Los cuentos de Nada contra qué chocar (La parte maldita, 2017), de Jorge Abel Muñoz, crea un clima cargado de tensiones: el lector se enfrenta a escenarios con ciertos guiños humorísticos que, sin embargo, descubren miserias humanas en aquellos lugares donde otros no hubieran buscado. Con un manejo fluido de la prosa y un hábil pasaje entre personajes de distintas edades, el autor captura con versatilidad momentos determinantes en la vida cotidiana, de los que suceden cuando nadie parece estar mirando.
Sobre el autor
Jorge Abel Muñoz se formó en los talleres de Guillermo Saccomanno, Liliana Heker y Juan Forn. Sus cuentos y proyectos literarios han sido finalistas en varios concursos nacionales. Es Redactor Creativo y docente de Creatividad aplicada y de Concepto de Marcas en la Escuela Superior de Creativos Publicitarios. Actualmente realiza una Maestría en Escritura Creativa en la Universidad Nacional Tres de Febrero (UNTREF) y escribe su primera novela. Nada contra qué chocar, su primer libro publicado, obtuvo en 2016 en la categoría cuento, el Premio del Régimen de Fomento a la Creación Literaria que otorga el Fondo Nacional de las Artes.
Lo que pasa donde no se mira
Descubrir la materia prima con la que amasar una historia no siempre es tarea fácil, pero Jorge Abel Muñoz parece haberla encontrado en aquellos momentos que, aunque breves, pueden resultar determinantes. Los cuentos de Nada contra qué chocar (La parte maldita 2017) van en esa dirección: capturan lo que sucede en tan solo unas pocas horas o minutos, como si se tratase del ojo de una cámara que sigue de cerca a los personajes, encontrando en la cotidianedad situaciones sencillas pero con aristas filosas.
Con una prosa fluida, por momentos poética, y sin descuidar los detalles, el autor logra retratos visuales de las escenas y de los personajes, intercalando con habilidad las dosis justas de descripción y acción. Pueden leerse, por ejemplo, frases como: «El copiloto lo mira de reojo. El sol cayendo marca el horizonte. Oscurece de a poco, los arbustos y el pasto se van convirtiendo en siluetas planas. El perfil de frito ahí, reconocible hasta que abre la boca y empieza la prédica de su nueva vida».

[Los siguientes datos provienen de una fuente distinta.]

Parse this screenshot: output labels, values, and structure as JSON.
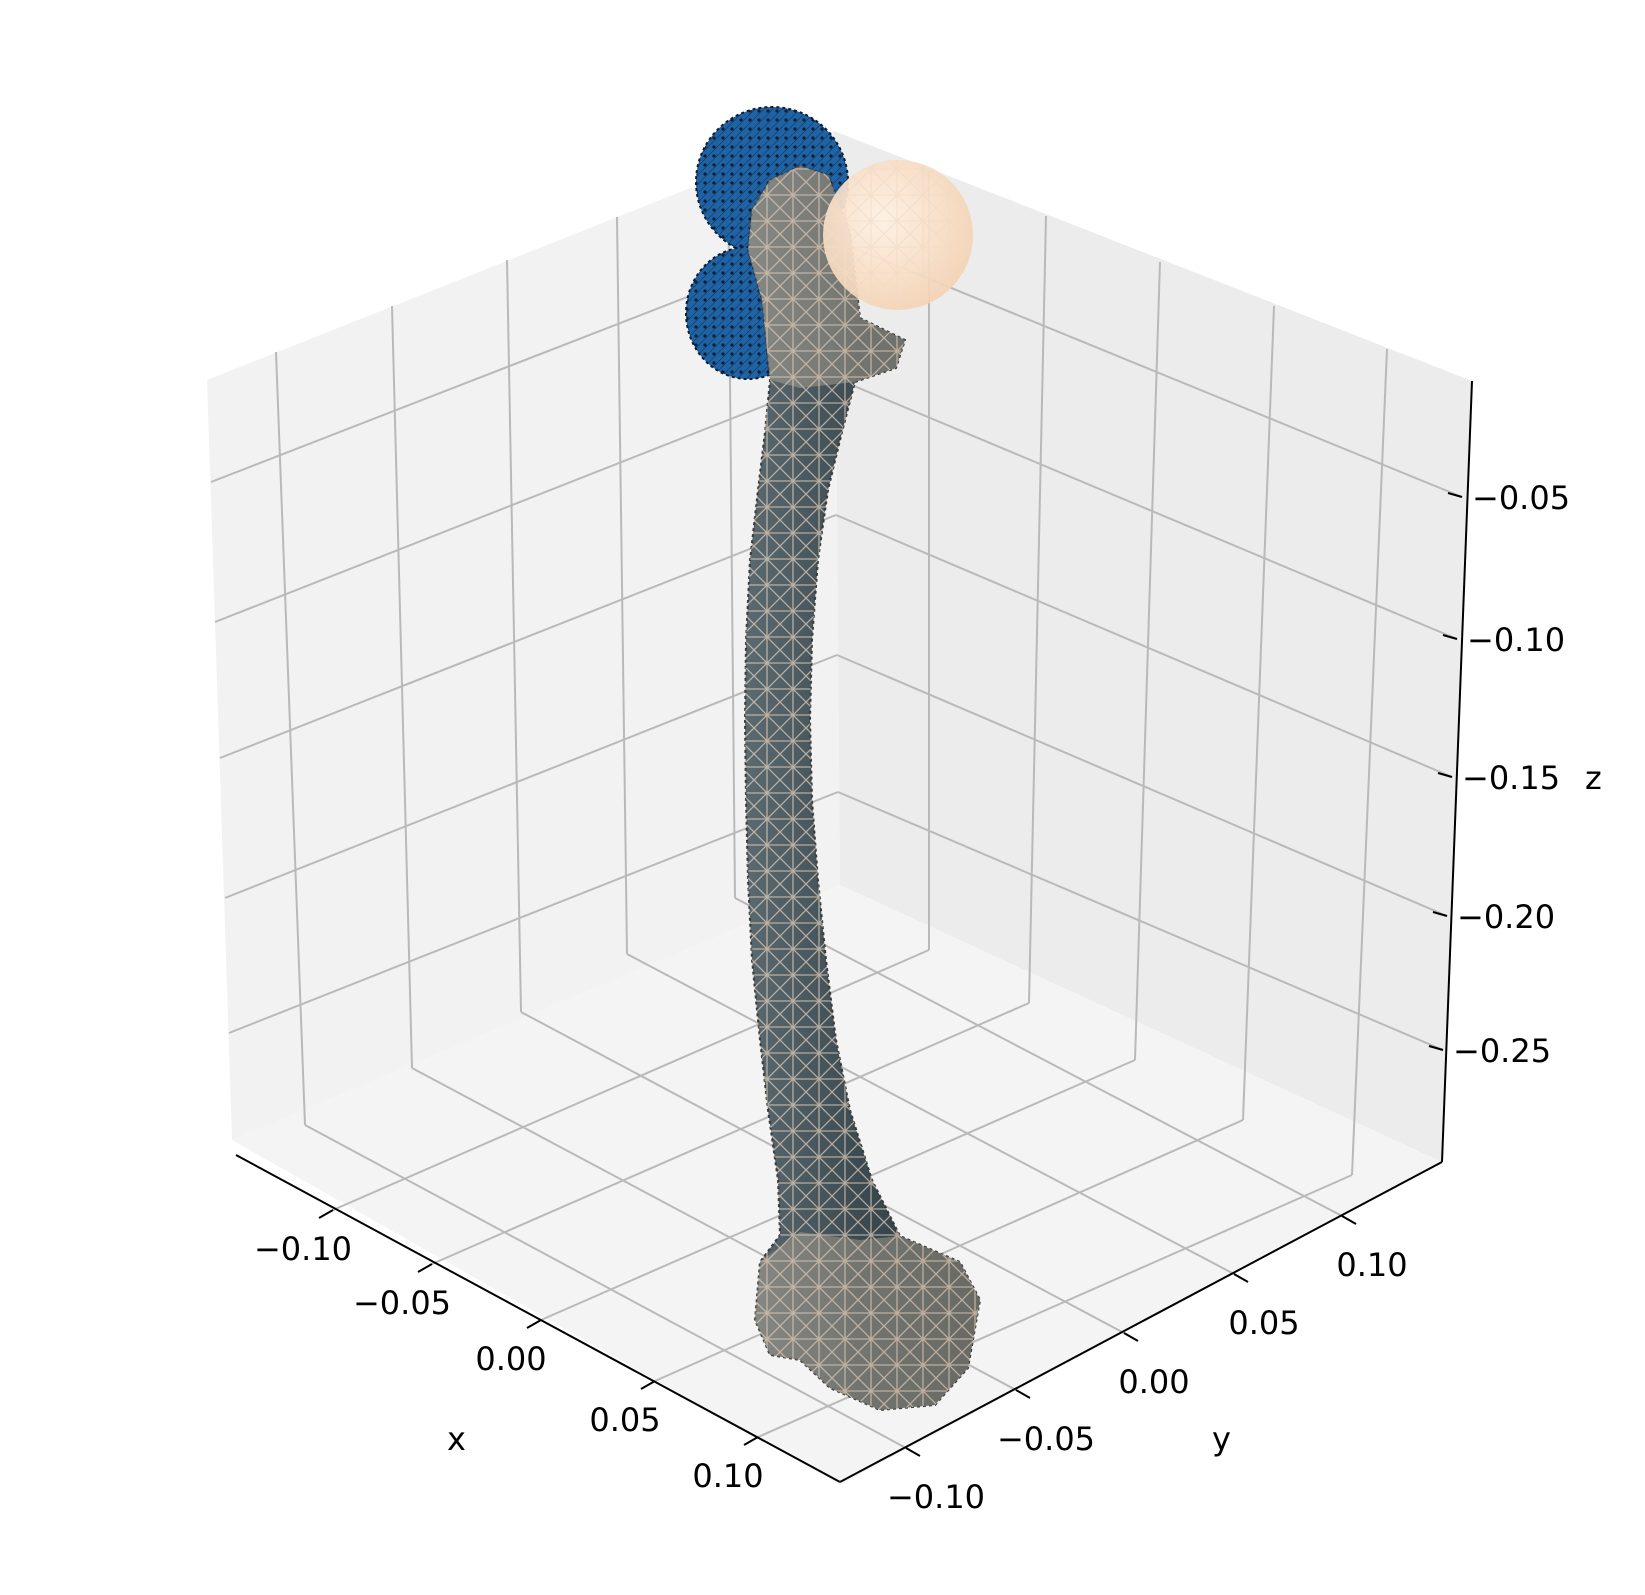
{
  "chart_data": {
    "type": "3d-mesh",
    "title": "",
    "xlabel": "x",
    "ylabel": "y",
    "zlabel": "z",
    "x_ticks": [
      "−0.10",
      "−0.05",
      "0.00",
      "0.05",
      "0.10"
    ],
    "y_ticks": [
      "−0.10",
      "−0.05",
      "0.00",
      "0.05",
      "0.10"
    ],
    "z_ticks": [
      "−0.05",
      "−0.10",
      "−0.15",
      "−0.20",
      "−0.25"
    ],
    "x_tick_values": [
      -0.1,
      -0.05,
      0.0,
      0.05,
      0.1
    ],
    "y_tick_values": [
      -0.1,
      -0.05,
      0.0,
      0.05,
      0.1
    ],
    "z_tick_values": [
      -0.05,
      -0.1,
      -0.15,
      -0.2,
      -0.25
    ],
    "grid": true,
    "objects": [
      {
        "kind": "surface",
        "shape": "femur bone",
        "color": "#3d4d52",
        "wireframe_color": "#f5dcc6"
      },
      {
        "kind": "point-cloud",
        "shape": "two spheres",
        "color": "#2266a8"
      },
      {
        "kind": "sphere",
        "shape": "femoral head",
        "color": "#fde3cb"
      }
    ]
  }
}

De esta forma, sin la necesidad de prolongar demasiado el relato, Muñoz crea un clima que se va cargado de una sensación extraña: una tensión se forma en el aire, pero siempre teñida de ciertos guiños humorísticos que enfrentan al lector con una contradicción interna. Lo que se ensaya es así una risa con sabor amargo, que en pocas líneas y casi naturalmente, se transforma en un un momento de desasosiego al dejar latentes miedos, inseguridades, angustias e ironías. Un aire tragicómico construido de forma minuciosa al explotar rasgos sutiles que pueden significar una diferencia profunda entre estados de ánimo o el curso mismo de la historia.
El mosaico de personajes habla también de la versatilidad del autor: cada uno de ellos posee rasgos e identidades bien definidas. Incluso en unas pocas líneas, el texto despliega el espacio necesario para ir presentando a cada uno de ellos, creando descripciones potentes y retratos certeros que generan una idea visual en la mente del lector todo lo que dure el cuento. Ya sea un chico atravesando una desilusión amorosa en el patio de un colegio o un empleado que se enfrenta al destrato de un jefe manipulador, Muñoz ofrece voces realistas, logrando un pasaje espontáneo de una a otra e ingresando en el mundo adulto e infantil en igual medida.
Nada contra qué chocar se posa entonces sobre esos recortes de la vida que para muchos podrían pasar desapercibidos, pero que señalan momentos claves que ponen el foco donde molesta. La incomodidad de la reflexión sobre las propias miserias es quizás uno de los ejes de este libro, que sutilmente y casi de la misma forma que con los personajes, deja al lector suspendido en una especie de vacío ante cada nuevo final, sin una red que lo contenga.